Panie Marszałku! Wysoka Izbo! Panie Ministrze! Siedzą dumne posłanki i posłowie z Platformy Obywatelskiej...
(Poseł Jakub Rutnicki: A najbardziej dumny jest poseł z PiS.)
Pan minister też bardzo dumny...
(Głos z sali: W przeciwieństwie do PiS.)
Według was wykonaliście dobrą robotę. Niestety rodzice mówią inaczej. Dzieci są niezadowolone...
(Głos z sali: Rodzice są niezadowoleni.)
Nauczyciele też mówią: Źle zrobiliście, bardzo źle zrobiliście.
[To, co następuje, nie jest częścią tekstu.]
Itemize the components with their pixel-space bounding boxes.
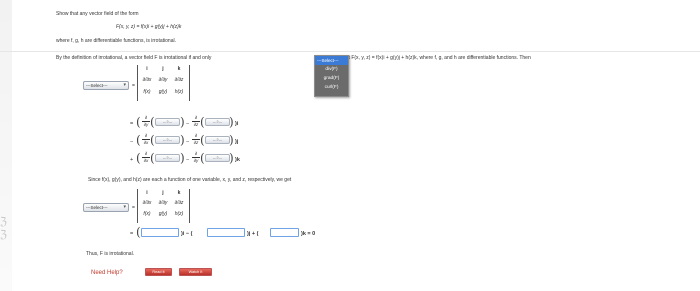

Ale wy, nadal zadowoleni, uważacie, że zrobiliście dobrze. Nikt z was nie chce się przyznać i powiedzieć, że zrobiliście źle i będzie nowelizacja. Po prostu nie macie odwagi.
Pytam, bo - tak jak do większości biur poselskich - przychodzą rodzicie...
(Poseł Jakub Rutnicki: Lobbysta.)
Chyba do Platformy nie przychodzą.
(Poseł Jakub Rutnicki: Przychodzą.)
(Głos z sali: W czyim imieniu?)
Przychodzą do mnie - już pytanie, bo kończy się czas, szkoda, że pan marszałek dał tak mało czasu - i mówią: godzina 16 (Dzwonek), dzieci wychodzą z przedszkola, często idą do szkoły muzycznej, na trening piłkarski. Kiedy, panie ministrze, mają mieć te dodatkowe, płatne zajęcia? O której godzinie? Pan chce, żeby dzieci w tym wieku przebywały przez 24 godziny poza domem? Dziękuję bardzo. (Oklaski)
(Poseł Domicela Kopaczewska: Kompletnie nie ma zielonego pojęcia.)